Weil der Antiquar die Zeichnungen im Auftrag einer belgischen Erbengemeinschaft verkaufen sollte, drängte die Zeit. In der Internetauktion hatte sich zum Glück noch niemand gemeldet. Ernst Jansen vom Geschichtsforum erklärte sich schließlich bereit, die beiden Skizzen zu kaufen. Aber damit war die Angelegenheit noch nicht beendet. Christoph hatte nämlich die Vermutung, dass die Erbengemeinschaft noch weitere Arbeiten von Roidkin besaß.
Erbengemeinschaft besaß noch weitere Bilder
Dem war auch so. Einige Zeit später teilte der Antiquar in einem Telefonat mit, dass er noch weitere Skizzen mit Ansichten von der Stadt und dem Schloss Schleiden, der Burg Mauel und dem Dorf Olef entdeckt habe. Alois Sommer zögerte nicht lange und kaufte auch diese Bilder. Sie sind alle in dem neuen Buch, an dem neben Kehren, Jansen und Toporoswky auch Alfred Käsbach sowie Dr. Ulricke Heckner, Stefanie Bertz und Marc Peez vom Landschaftsverband Rheinland (LVR) mitgewirkt haben, zu sehen.
„Es ist bemerkenswert, dass solche Zeichnungen nach rund 300 Jahren wieder auftauchen“, erklärte der stellvertretende Bürgermeister Gerd Breuer.

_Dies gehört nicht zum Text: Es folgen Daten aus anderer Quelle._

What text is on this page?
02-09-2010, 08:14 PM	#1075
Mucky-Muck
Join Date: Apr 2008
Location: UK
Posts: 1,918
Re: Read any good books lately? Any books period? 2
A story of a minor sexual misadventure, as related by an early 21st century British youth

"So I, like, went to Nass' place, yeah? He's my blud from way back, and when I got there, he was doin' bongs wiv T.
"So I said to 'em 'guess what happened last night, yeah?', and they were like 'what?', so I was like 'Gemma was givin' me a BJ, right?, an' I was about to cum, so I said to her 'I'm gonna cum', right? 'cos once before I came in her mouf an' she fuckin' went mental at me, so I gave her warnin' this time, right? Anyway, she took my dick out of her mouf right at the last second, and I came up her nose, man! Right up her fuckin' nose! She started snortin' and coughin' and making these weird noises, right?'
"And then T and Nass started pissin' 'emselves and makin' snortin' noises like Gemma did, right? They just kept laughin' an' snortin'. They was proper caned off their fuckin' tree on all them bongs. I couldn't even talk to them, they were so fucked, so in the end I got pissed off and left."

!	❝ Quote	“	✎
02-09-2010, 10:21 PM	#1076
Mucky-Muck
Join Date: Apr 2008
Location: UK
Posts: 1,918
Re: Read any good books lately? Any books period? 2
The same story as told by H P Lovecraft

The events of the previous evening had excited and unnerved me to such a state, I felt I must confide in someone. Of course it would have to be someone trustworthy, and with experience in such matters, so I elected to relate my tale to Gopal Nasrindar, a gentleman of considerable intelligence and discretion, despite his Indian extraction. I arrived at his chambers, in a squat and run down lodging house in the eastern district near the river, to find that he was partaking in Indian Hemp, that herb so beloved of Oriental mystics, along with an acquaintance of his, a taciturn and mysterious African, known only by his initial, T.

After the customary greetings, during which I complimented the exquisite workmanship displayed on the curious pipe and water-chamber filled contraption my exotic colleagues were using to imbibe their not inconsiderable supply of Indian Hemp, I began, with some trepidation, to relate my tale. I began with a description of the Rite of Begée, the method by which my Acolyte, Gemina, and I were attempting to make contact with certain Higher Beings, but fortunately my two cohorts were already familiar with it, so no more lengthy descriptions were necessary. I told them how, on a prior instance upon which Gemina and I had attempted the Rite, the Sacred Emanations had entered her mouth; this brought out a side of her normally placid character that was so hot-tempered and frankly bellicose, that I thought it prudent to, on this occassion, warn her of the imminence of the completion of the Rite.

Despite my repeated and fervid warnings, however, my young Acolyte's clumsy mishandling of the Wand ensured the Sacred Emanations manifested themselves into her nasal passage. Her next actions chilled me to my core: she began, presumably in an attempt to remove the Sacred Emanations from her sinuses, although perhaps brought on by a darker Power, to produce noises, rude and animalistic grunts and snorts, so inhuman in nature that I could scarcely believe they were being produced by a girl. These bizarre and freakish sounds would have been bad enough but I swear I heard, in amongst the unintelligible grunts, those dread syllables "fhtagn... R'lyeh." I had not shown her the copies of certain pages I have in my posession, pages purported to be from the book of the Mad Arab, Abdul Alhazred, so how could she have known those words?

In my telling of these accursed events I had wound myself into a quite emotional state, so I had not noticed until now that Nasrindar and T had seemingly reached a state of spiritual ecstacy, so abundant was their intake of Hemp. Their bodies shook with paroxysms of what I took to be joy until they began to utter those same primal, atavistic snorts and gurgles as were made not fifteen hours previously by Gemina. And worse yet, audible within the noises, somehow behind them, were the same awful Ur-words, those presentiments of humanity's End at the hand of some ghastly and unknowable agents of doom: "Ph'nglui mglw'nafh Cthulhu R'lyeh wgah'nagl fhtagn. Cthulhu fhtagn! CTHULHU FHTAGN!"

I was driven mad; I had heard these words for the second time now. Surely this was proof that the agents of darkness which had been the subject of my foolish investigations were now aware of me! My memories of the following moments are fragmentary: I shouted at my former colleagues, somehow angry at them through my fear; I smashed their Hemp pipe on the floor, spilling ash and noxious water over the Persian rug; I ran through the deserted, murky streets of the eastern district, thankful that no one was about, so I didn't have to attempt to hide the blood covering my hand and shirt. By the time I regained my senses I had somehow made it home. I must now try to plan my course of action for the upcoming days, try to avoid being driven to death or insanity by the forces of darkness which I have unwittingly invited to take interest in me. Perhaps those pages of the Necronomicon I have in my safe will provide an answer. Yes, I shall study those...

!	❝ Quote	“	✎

Roidkin habe viele Bilder gemalt und dabei Landschaften und Gebäude detailgetreu festgehalten: „Er ist so etwas wie das Google des 18. Jahrhunderts.“ Das Buch sei für alle interessant, die sich mit Geschichte beschäftigen.
„Den LVR verbindet eine lange Geschichte mit Roidkin“, sagte Heckner und verwies auf den Ankauf aus dem Jahr 1938. „Danach gab es aber keine weiteren Publikationen über den Maler. Auch deshalb waren wir von dem Coup des Geschichtsforums begeistert und haben uns deshalb auch gerne beteiligt“, so die Historikerin.
Burgen und Schlösser, Kirchen und Orte in Skizzen festgehalten
Renier Roidkin war am 2. Dezember 1684 im belgischen Spa geboren worden. Auf seinen Reisen durch Belgien, die Eifel und die Rheinlande bis hin nach Niedersachsen, Hessen und den Harz malte er Burgen und Schlösser, Kirchen und Ortsansichten. Als Auftragsmaler für solvente Kunden – und das waren fast ausschließlich Adelige – brachte er die von ihnen verlangten Motive auf die Skizzenblätter. „Die Auftraggeber wie Kurfürst Clemens August waren begeistert von Roidkins Werken“, betonte Heckner. Gestorben ist der Maler am 13. März 1741 in Dreiborn.
„Seine Bilder werden bei uns mit am stärksten nachgefragt“, sagte Heckner. Sie seien für Heimatforscher oder Geschichtsvereine von großer Bedeutung. Mit der Untersuchung der Zeichnungen setze das Geschichtsforum neue Maßstäbe. „Herausgekommen sind einzigartige Erkenntnisse der regionalen Geschichte“, lobte Heckner. Nun wisse man beispielsweise, wo die Burg Mauel gestanden habe. Zu den Orten könnten künftig auch Führungen angeboten werden.
Nachdem die Zeichnungen im Frühjahr 2023 gekauft worden waren, stand für die Mitglieder des Geschichtsforums fest, dass die Skizzen erläutert und kommentiert, in das jeweilige örtliche historische Umfeld eingeordnet und der Öffentlichkeit zugänglich gemacht werden sollten. Wissenschaftlich begleitet wird die Dokumentation durch Beiträge von Experten des LVR-Amts für Denkmalpflege im Rheinland.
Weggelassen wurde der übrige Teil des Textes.